At 87, he began to lose weight and feel very sick, so my mother decided to move back to England to receive treatment for Leukemia, which was finally diagnosed.

I was very fortunate to be able to visit him at home regularly and he received great care from the local hospital, having regular blood transfusions to help him. All this time he was living at home and being cared for by my very active mother who found his illness quite difficult to handle.

During my visits we used to sit in the sunshine in the garden. He had found some old slides of his working days in Tanzania and had them transformed into photos for us. He gradually became more ill, until one day the doctor decided that his disease had turned acute and he should go into hospital. I said to him that he didn’t need to go if he didn’t wish to, but he was quite clear that he wanted to go.

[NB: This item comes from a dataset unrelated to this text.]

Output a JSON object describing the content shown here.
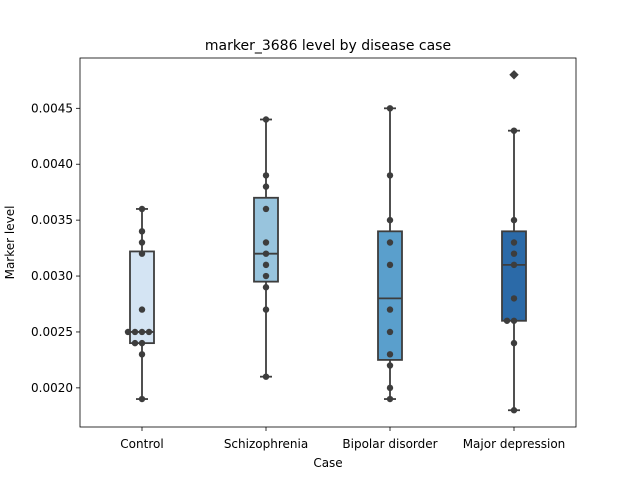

He died in hospital after a few days there as he decided he did not want any more treatment. I have two regrets; one that I never managed to find the opportunity discuss with him how he felt his life had been, ( I think his was a life well lived) and how he wanted to die, and secondly that I did not stay at the hospital to be with him when he died. My mum and dad were very fortunate, they were married for over 60 years.

I also consider myself very fortunate in that Mum is still alive and quite fit, and I have a second opportunity to make sure that I do what she would like, and I have the time to ask her about her wishes in her dying. I just hope that I can find the place and the words to do it, and to be with her at the end.